Wednesday, February 13, 2008

A Survey of POMDP Applications

This paper was an introduction to a new stochastic method called POMDP which stands for “Partially observable Markov Decision Processes”. This paper presents the wide application domains of the method and its applications in various processes that we observe almost daily.

This model takes into account the uncertainty in any decision process and extends the already prevailing MDP (Markov Decision process).The POMDP model consists of the following:


a finite set of states -S
a finite set of actions -A
a finite set of observations- Z
a state transition function -τ
an observation function -o
an immediate reward function -r

The states represent all the possible underlying states in the process which may not be even directly visible. The state transition accounts for the uncertainty by providing probabilistic measure to for a certain transition. The action set is all the available control choices available at particular time, whereas the observation set is the set of all possible observations available at a particular state. The reward function gives immediate utility for performing an action in each of the underlining process states.

The main objective of the model is to derive the control policy that will utilize the minimum possible information to yield the optimum decision. This is important because in many cases, complete information about the process is either not available or is very expensive. Thus, this approach minimizes the cost associated with the decision and also the computational complexity of the decision. This objective has been demonstrated by the author by providing various examples of application of POMDP domains various domains like, structural inspection, elevate control policies, fishery industries, autonomous robots, network troubleshooting, behavioral ecology, machine vision, , distributed database queries, marketing, questionnaire design machine maintenance, weapon allocation, corporate policy, moving target search, search and rescue, target identification, education, medical diagnosis.

Since the model is very heavily dependent on some of the detailed partial process information, author has warned that the model may not be very useful if we do not have the partial information about the process. In other words, we require the model to provide us with complete information about every possible observation and immediate reward for each state, action and observation. This information may not be always available for every application domain. The other important problem highlighted by the author is the user interface issues which deals with how all information can be provided to a system. Apart from this, there are also issues like computational complexities.

Discussion:

This per provided a clear case motivation to the use of POMDPs in variety of domains some of which seemed interesting.
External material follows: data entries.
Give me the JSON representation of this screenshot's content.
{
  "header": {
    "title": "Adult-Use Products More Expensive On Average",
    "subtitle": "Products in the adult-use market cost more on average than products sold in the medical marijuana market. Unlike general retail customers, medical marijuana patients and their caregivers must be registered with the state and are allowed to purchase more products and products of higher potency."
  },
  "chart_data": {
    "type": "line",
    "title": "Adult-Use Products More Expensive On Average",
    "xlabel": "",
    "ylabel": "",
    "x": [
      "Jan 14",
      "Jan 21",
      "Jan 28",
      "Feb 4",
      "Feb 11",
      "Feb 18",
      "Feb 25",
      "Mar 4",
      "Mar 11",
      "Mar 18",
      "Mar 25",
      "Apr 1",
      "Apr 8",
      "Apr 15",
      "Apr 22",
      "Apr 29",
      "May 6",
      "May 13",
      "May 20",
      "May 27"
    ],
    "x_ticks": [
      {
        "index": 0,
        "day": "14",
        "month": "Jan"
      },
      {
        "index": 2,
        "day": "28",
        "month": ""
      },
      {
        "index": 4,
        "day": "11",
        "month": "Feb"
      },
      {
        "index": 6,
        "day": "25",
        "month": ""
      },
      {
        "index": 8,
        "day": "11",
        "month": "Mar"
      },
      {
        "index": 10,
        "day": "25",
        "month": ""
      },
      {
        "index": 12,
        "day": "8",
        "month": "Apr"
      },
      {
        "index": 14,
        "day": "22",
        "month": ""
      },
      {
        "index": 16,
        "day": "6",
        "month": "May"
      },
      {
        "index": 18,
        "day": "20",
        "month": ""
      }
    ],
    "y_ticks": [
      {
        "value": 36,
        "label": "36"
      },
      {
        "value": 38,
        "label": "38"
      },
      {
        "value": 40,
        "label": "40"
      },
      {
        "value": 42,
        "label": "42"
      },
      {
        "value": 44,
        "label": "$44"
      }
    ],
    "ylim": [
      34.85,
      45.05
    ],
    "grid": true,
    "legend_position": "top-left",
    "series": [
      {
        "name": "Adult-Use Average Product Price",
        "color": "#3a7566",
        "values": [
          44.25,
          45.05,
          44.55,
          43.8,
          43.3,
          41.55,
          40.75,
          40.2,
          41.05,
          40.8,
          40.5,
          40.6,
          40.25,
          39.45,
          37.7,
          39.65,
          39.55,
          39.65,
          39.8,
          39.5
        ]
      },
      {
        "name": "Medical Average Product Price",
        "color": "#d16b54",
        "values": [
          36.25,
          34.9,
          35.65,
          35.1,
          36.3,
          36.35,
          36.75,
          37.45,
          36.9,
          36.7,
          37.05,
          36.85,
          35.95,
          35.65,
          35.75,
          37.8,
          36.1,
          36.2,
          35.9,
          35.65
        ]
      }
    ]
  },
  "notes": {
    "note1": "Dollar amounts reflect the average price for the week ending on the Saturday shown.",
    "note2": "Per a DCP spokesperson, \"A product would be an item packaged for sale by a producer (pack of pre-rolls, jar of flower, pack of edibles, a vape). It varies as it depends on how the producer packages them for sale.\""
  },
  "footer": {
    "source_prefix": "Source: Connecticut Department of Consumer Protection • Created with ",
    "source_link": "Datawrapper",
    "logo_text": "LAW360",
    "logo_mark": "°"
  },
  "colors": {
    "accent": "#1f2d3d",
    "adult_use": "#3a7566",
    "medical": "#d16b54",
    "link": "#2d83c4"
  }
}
I was impressed by the way he has highlighted all information available form a given process and framed them in form of requirements for the POMDP.As far as the implementation details are concerned, there was almost nothing in the paper which seemed bit disappointing, but keeping in mind many non engineer person dealing with uncertainty issues (like ecologist, fishery people), this is a nice over view. I believe, POMDP’s have good application in many search and limited information navigation systems as system is capable enough to decide based on the available information. Keeping in mind our goals, I believe the system could be useful if we have a limited posture sequence forming a distinct gesture and the library of such gestures is small. Otherwise, it is computationally very expensive and we may not be able to provide all information required to model a decision.

1 comment:

Paul Taele said...

Kevin was borderline and Josh J. was against POMDPs for hand gesture recognition. It looks like you're taking the stance for it. I think POMDPs are viable for lots of research areas, but I'm still hesitant about it. It just feels too constricting to be viable.